She was born Loretta Pleasant. For most of her life, she was known as Henrietta Lacks. Since the 1950s, generations of cell biologists have known her — mostly without being aware of it — as HeLa, the nickname for the line of cells that inaugurated a new era in medical research.

The medical odyssey that made Lacks’ cells a cornerstone of modern medicine, chronicled in Rebecca Skloot’s 2010 bestseller "The Immortal Life of Henrietta Lacks," is a stunning object lesson in informed consent and bioethics and a sobering chapter in the long, shameful history of racial inequity and exploitation in medicine.  

On April 11, Skloot, along with Shirley Lacks and Jeri Lacks Whye, will tell Lacks’ story and explore the troubling historical and ethical questions woven through it in a lecture on Virginia Tech’s Blacksburg campus.

The talk, part of the Hugh and Ethel Kelly Lecture Series, will take place at 2 p.m. in the Haymarket Theatre at Squires Student Center. Hosted by the Institute for Critical Technology and Applied Science in partnership with the College of Engineering, the event is free and open to the public but registration is requested

The series of events that put Lacks at the center of a revolution in medical research began in 1951, when the Black mother of five sought treatment at Johns Hopkins Hospital for what turned out to be an aggressive cervical cancer. During the course of her treatment, doctors collected cells from her tumor and passed them along to a Johns Hopkins researcher wrestling with the challenge then consuming the medical community: growing human cells outside the human body.

Lab-grown cells would allow researchers to perform experiments and test treatments without endangering human patients. But until the cells from Lacks’ tumor showed up, no sample had ever survived for longer than a few days.

Lacks’ cells were different. They doubled their population every 24 hours in an apparently inexhaustible supply of identical copies. Lacks died in August 1951, but her cells — which she didn’t know were being cultured and hadn’t given researchers consent to use — divided over and over again in the laboratory, becoming the first “immortalized” human cell line.

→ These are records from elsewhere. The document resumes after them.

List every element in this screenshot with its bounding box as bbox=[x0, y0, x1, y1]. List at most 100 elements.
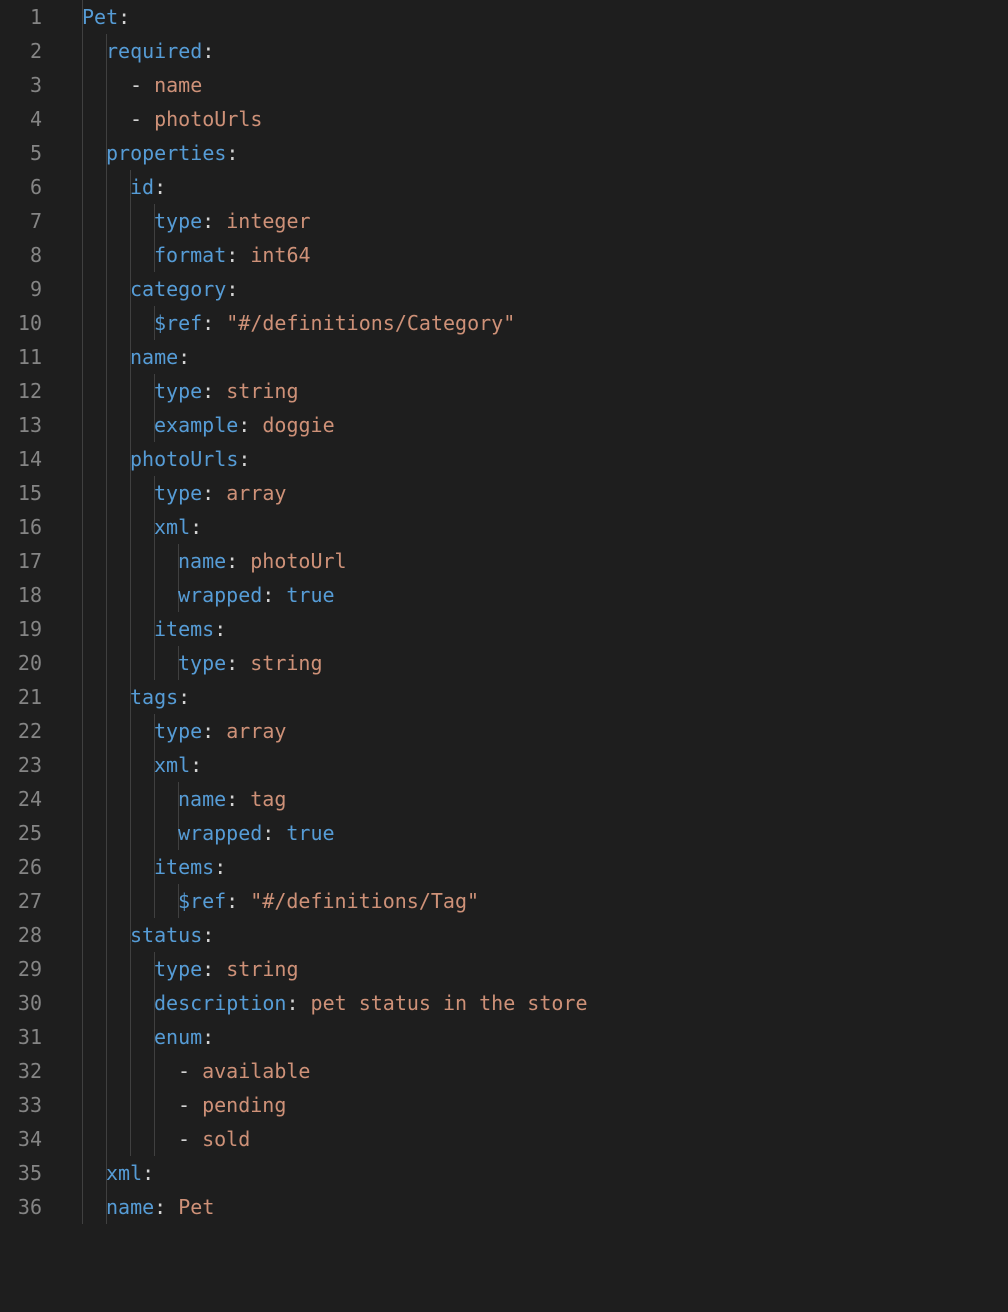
token-str: tag bbox=[250, 787, 286, 811]
token-dash: - bbox=[178, 1093, 190, 1117]
token-key: name bbox=[106, 1195, 154, 1219]
token-key: type bbox=[178, 651, 226, 675]
code-line[interactable]: wrapped: true bbox=[58, 816, 1008, 850]
line-number: 23 bbox=[0, 748, 42, 782]
line-number: 28 bbox=[0, 918, 42, 952]
token-punc: : bbox=[118, 5, 130, 29]
code-line-content: type: string bbox=[58, 651, 323, 675]
code-line[interactable]: - pending bbox=[58, 1088, 1008, 1122]
token-key: name bbox=[130, 345, 178, 369]
token-dash: - bbox=[130, 73, 142, 97]
token-punc: : bbox=[238, 413, 250, 437]
code-line[interactable]: xml: bbox=[58, 510, 1008, 544]
token-punc bbox=[214, 311, 226, 335]
code-line[interactable]: items: bbox=[58, 612, 1008, 646]
code-line[interactable]: - photoUrls bbox=[58, 102, 1008, 136]
token-key: description bbox=[154, 991, 286, 1015]
token-punc: : bbox=[142, 1161, 154, 1185]
code-line[interactable]: - name bbox=[58, 68, 1008, 102]
line-number: 22 bbox=[0, 714, 42, 748]
code-line-content: properties: bbox=[58, 141, 238, 165]
code-line[interactable]: xml: bbox=[58, 1156, 1008, 1190]
code-line[interactable]: - sold bbox=[58, 1122, 1008, 1156]
code-line[interactable]: - available bbox=[58, 1054, 1008, 1088]
code-line-content: - name bbox=[58, 73, 202, 97]
token-punc: : bbox=[202, 39, 214, 63]
token-punc: : bbox=[202, 481, 214, 505]
code-line-content: - photoUrls bbox=[58, 107, 262, 131]
token-str: string bbox=[226, 957, 298, 981]
code-line[interactable]: enum: bbox=[58, 1020, 1008, 1054]
code-line[interactable]: $ref: "#/definitions/Category" bbox=[58, 306, 1008, 340]
code-line[interactable]: type: string bbox=[58, 646, 1008, 680]
token-punc bbox=[274, 821, 286, 845]
token-str: photoUrls bbox=[154, 107, 262, 131]
token-key: $ref bbox=[178, 889, 226, 913]
token-punc bbox=[214, 209, 226, 233]
line-number: 13 bbox=[0, 408, 42, 442]
code-line[interactable]: tags: bbox=[58, 680, 1008, 714]
token-punc: : bbox=[190, 753, 202, 777]
code-line[interactable]: type: integer bbox=[58, 204, 1008, 238]
line-number: 26 bbox=[0, 850, 42, 884]
token-punc bbox=[274, 583, 286, 607]
token-punc: : bbox=[214, 617, 226, 641]
code-line-content: xml: bbox=[58, 515, 202, 539]
line-number: 35 bbox=[0, 1156, 42, 1190]
line-number: 3 bbox=[0, 68, 42, 102]
code-line-content: wrapped: true bbox=[58, 821, 335, 845]
code-area[interactable]: Pet:required:- name- photoUrlsproperties… bbox=[58, 0, 1008, 1312]
code-line[interactable]: type: string bbox=[58, 374, 1008, 408]
code-line[interactable]: xml: bbox=[58, 748, 1008, 782]
code-line[interactable]: wrapped: true bbox=[58, 578, 1008, 612]
token-str: "#/definitions/Tag" bbox=[250, 889, 479, 913]
token-dash: - bbox=[130, 107, 142, 131]
line-number: 32 bbox=[0, 1054, 42, 1088]
code-line[interactable]: id: bbox=[58, 170, 1008, 204]
token-punc bbox=[238, 787, 250, 811]
token-punc: : bbox=[226, 787, 238, 811]
token-str: name bbox=[154, 73, 202, 97]
code-line[interactable]: Pet: bbox=[58, 0, 1008, 34]
code-line-content: type: array bbox=[58, 481, 286, 505]
code-line[interactable]: type: array bbox=[58, 476, 1008, 510]
line-number: 5 bbox=[0, 136, 42, 170]
line-number: 20 bbox=[0, 646, 42, 680]
code-line[interactable]: example: doggie bbox=[58, 408, 1008, 442]
token-str: doggie bbox=[262, 413, 334, 437]
code-editor[interactable]: 1234567891011121314151617181920212223242… bbox=[0, 0, 1008, 1312]
token-punc bbox=[238, 549, 250, 573]
code-line[interactable]: required: bbox=[58, 34, 1008, 68]
code-line[interactable]: name: tag bbox=[58, 782, 1008, 816]
code-line[interactable]: $ref: "#/definitions/Tag" bbox=[58, 884, 1008, 918]
token-punc bbox=[250, 413, 262, 437]
code-line[interactable]: name: bbox=[58, 340, 1008, 374]
token-punc: : bbox=[226, 277, 238, 301]
code-line[interactable]: name: photoUrl bbox=[58, 544, 1008, 578]
code-line[interactable]: name: Pet bbox=[58, 1190, 1008, 1224]
token-punc bbox=[238, 651, 250, 675]
line-number: 33 bbox=[0, 1088, 42, 1122]
line-number: 27 bbox=[0, 884, 42, 918]
token-bool: true bbox=[286, 583, 334, 607]
code-line[interactable]: status: bbox=[58, 918, 1008, 952]
code-line[interactable]: description: pet status in the store bbox=[58, 986, 1008, 1020]
code-line[interactable]: type: string bbox=[58, 952, 1008, 986]
token-punc bbox=[214, 957, 226, 981]
code-line-content: type: integer bbox=[58, 209, 311, 233]
token-key: Pet bbox=[82, 5, 118, 29]
code-line-content: id: bbox=[58, 175, 166, 199]
token-key: name bbox=[178, 549, 226, 573]
code-line-content: name: bbox=[58, 345, 190, 369]
token-key: xml bbox=[106, 1161, 142, 1185]
code-line[interactable]: format: int64 bbox=[58, 238, 1008, 272]
code-line[interactable]: category: bbox=[58, 272, 1008, 306]
token-key: properties bbox=[106, 141, 226, 165]
token-key: $ref bbox=[154, 311, 202, 335]
code-line[interactable]: items: bbox=[58, 850, 1008, 884]
code-line[interactable]: type: array bbox=[58, 714, 1008, 748]
code-line[interactable]: properties: bbox=[58, 136, 1008, 170]
code-line-content: type: string bbox=[58, 957, 299, 981]
token-key: enum bbox=[154, 1025, 202, 1049]
code-line[interactable]: photoUrls: bbox=[58, 442, 1008, 476]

This unlimited supply of cells transformed medical research. The vaccine for polio was developed through experiments conducted on HeLa cells. Researchers have relied on them to study diseases, including measles mumps, HIV, and ebola, and to develop treatments for cancers and viruses. HeLa cells were the first to be cloned and the first to be sent to space. They provided the backdrop for fundamental discoveries in genetics and other aspects of cell biology.

All of this was done without consulting, or even informing, Lacks' family, who only became aware that the cell line existed in the 1970s when they began receiving requests from researchers for blood samples. As part of the massive scientific and profit-making enterprise that was by then operating around HeLa cells, members of the family were used in research — again, without their consent — and their medical records shared.

It wasn’t until Skloot began the reporting that ultimately became "The Immortal Life of Henrietta Lacks" that the Lacks family became aware of the magnitude of Henrietta’s transformative contributions to medicine — and the lucrative biotech enterprise that fueled this research bonanza. Lacks' biological material had allowed companies to rake in massive profits selling HeLa cells by the trillions, but her descendants — who shared the same biological material — hadn't received any of that windfall. 

Skloot used some of the book’s proceeds to establish The Henrietta Lacks Foundation, which has helped support some of the family’s expenses. Some biotech companies have since contributed to this fund. But the ongoing debate over the responsible approach to Lacks’ legacy highlights the necessity of continuing to wrestle with these issues.

Sloot’s work, which covers topics from food politics to the intersection of race and medicine, has been featured in The New York Times and on National Public Radio, CBS Sunday Morning, the podcast "Radiolab," and numerous other outlets.

She has been recognized with awards from organizations including the National Academies of Science, the American Association for the Advancement of Science, and the Wellcome Trust.

She holds a bachelor’s degree in biological science and a master’s degree in creative nonfiction.

The Hugh and Ethel Kelly Lecture Series is made possible by a fund from the estate of Ethel Kelly, who generously supported Virginia Tech and the College of Engineering in honor of her husband, Hugh. Hugh Kelly earned bachelor’s and master’s degrees from the university and went on to play key roles in multiple groundbreaking projects over a long career at Bell Laboratories.

To honor Hugh Kelly’s technical accomplishments and the couple’s support of Virginia Tech, the College of Engineering and the Institute for Critical Technology and Applied Science established the lecture series and renamed the institute's headquarters building Kelly Hall in 2013. The Kellys’ generosity has allowed the institute to bring Nobel laureates, Pulitzer Prize winners, and other visionary leaders and thinkers to Blacksburg to share their work with the Virginia Tech community.